Há um conceito e uma expressão que me parece absolutamente indispensável que tenhamos presentes em todas as nossas reflexões envolvendo a abordagem crítica do mundo em que vivemos a fim de bem compreendermos precisamente o que em nosso redor vai nele acontecendo em matérias hoje-por-hoje tão cruciais como a economia e a própria política---conceito esse que é o de "sociedade inversional" e que uma recente intervenção do sociólogo António Barreto no contexto de uma palestra realizada em Coimbra subordinada ao tema "Desenvolvimento Regional de Cidadania" ilustra na sua perturbadora e disfuncionalíssima perfeição.
Quero começar por adiantar que não estive presente na palestra em causa, dela só tendo conhecimento pelos jornais e para reconstituir o essencial das reflexões aí produzidas---aquilo que delas circunstancialmente me interessa e que se resume, como adiante veremos, a uma frase---socorro-me da notícia publicada em 29.08.10 pelo "Diário de Notícias".
Não é tão-pouco por se tratar propriamente de opiniões originais e de posicionamentos críticos inéditos [estamos, na realidade, bem longe de qualquer ineditismo ou originalidade nesta matéria, como veremos!] que aqui trago a referência concreta à palestra de Coimbra---constituindo antes o facto de ela ter tido lugar, o de ter ocorrido neste preciso momento e cumulativamente o de ter sido objecto de tratamento mediático específico, expresso e autónomo, aquilo que lhe confere a relativa importância que aqui, neste contexto, lhe atribuo.
Estou a falar da ideia, segundo o jornal aí veiculada pelo palestrante, de que existem "direitos a mais na Constituição" portuguesa, sendo que o conjunto dos direitos aí consagrados desde '75, deveriam ser seriados segundo níveis ou graus de prioridade ou de prioritarização perfeitamente demarcados e distintos---que é, como quem diz: recategoriados segundo a sua importância relativa.
Claro que isto levanta logo à partida um problema: admitido como hipótese de trabalho, o princípio em si [e até se pode admitir] quem ou o quê vai, imediatamente a seguir, redefinir a questão da importância dos diversos direitos que a Constituição prevê?
E como?...
A avaliar pela proposta que, sempre segundo o jornal, o palestrante adiantou no decurso da sua exposição, o mínimo que se pode dizer é que, por este caminho, se calhar... "estamos bem servidos".

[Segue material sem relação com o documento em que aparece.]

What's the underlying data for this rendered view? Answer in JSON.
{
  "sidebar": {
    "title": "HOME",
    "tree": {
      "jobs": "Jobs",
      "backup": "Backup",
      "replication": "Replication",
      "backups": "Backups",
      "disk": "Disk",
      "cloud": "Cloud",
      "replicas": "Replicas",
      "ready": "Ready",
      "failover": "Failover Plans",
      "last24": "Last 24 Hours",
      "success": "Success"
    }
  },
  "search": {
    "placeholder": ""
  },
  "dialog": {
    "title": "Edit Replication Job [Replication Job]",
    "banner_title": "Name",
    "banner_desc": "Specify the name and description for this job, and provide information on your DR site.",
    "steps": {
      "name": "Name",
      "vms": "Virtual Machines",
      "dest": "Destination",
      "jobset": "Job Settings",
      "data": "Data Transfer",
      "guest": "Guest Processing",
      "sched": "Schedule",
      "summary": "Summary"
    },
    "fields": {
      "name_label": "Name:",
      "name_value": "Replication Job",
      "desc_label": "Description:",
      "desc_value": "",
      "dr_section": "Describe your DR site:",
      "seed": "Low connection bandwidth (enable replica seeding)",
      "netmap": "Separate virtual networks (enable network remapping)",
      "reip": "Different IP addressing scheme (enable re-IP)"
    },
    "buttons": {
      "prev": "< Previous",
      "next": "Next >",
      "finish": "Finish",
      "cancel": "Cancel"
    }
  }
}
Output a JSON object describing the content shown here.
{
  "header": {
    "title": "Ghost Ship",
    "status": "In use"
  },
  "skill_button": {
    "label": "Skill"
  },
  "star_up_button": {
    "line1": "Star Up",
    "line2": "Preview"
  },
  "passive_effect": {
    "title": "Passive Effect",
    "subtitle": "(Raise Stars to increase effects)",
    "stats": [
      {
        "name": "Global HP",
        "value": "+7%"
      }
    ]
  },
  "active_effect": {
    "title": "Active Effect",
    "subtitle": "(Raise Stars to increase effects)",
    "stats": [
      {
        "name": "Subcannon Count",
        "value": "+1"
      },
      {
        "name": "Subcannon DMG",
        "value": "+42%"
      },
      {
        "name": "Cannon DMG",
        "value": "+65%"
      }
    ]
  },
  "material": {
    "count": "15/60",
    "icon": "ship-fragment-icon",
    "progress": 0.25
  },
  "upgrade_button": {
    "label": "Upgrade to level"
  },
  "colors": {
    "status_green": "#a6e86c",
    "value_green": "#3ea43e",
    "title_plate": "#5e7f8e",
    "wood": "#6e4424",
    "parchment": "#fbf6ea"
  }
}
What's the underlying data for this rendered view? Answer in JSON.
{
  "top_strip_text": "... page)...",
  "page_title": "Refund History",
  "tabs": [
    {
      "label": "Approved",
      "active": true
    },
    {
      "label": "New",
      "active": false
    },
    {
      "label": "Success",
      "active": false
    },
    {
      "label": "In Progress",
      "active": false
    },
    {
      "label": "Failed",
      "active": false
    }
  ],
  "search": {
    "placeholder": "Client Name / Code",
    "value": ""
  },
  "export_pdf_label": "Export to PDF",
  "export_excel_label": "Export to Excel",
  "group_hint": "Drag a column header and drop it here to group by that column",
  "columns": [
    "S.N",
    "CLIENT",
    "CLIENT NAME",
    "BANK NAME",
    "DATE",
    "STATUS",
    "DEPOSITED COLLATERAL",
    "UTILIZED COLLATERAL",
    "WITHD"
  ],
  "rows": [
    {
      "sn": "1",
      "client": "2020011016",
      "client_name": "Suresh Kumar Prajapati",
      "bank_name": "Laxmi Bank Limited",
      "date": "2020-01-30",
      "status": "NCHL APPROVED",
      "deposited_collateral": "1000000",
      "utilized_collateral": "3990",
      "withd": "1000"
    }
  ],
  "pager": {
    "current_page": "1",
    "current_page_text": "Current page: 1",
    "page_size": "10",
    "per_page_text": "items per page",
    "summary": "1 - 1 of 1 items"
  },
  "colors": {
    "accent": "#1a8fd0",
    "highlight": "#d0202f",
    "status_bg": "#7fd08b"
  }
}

Porque, para Barreto, com efeito, direitos como o "direito à privacidade, à integridade humana individual, direito à boa reputação, de voto, de expressão [ou] de circulação" revestem-se de uma importância relativa superior ["revestem-se", diz ele, de um "nível" diferente de "inviolabilidade"] dos "outros", ficando, segundo ele, dependentes da sua eventual compatibilidade "com o estado das finanças públicas".
Dos "outros" que são, segundo Barreto, a fazer fé no jornal, o "direito à saúde e educação de graça" e "à habitação" direitos aos quais se poderia juntar um outro, essencial, que é o direito ao trabalho.
Acontece que, numa sociedade como aquela em que vivemos---e que não por acaso ostenta a designação [muitas vezes, pudicamente omitida, é verdade...] de "capitalista"...---as duas únicas formas demonstráveis de propriedade que existem são a do próprio capital [usado por quem a detém basicamente para produzir mais capital] ou a do trabalho que é utilizada por quem não teve acesso à modalidade anterior, para investir colateralmente nessa mesma produção de capital.
Mas essa é uma forma de propriedade caracterizada em última análise, pelo facto de dela não se gerar secundariamente capital, ou seja, por nunca sofrer em condições nornais de funcionamento do sistema em que está inserida o tipo de "mutação final significada" que leva o próprio capital a objectuadamente replicar-se e multiplicar-se em mais capital, desde logo na forma de um "lucro".
A propriedade do trabalho nunca por si só dá origem a outra coisa que não a propriedade dela própria: é uma propriedade meramente instrumental em si mesma inerte do ponto de vista do acesso que não dá a quantos a detêm aos mecanismos verdadeiramente determinantes no contexto do processo de re/produção contínua de capital.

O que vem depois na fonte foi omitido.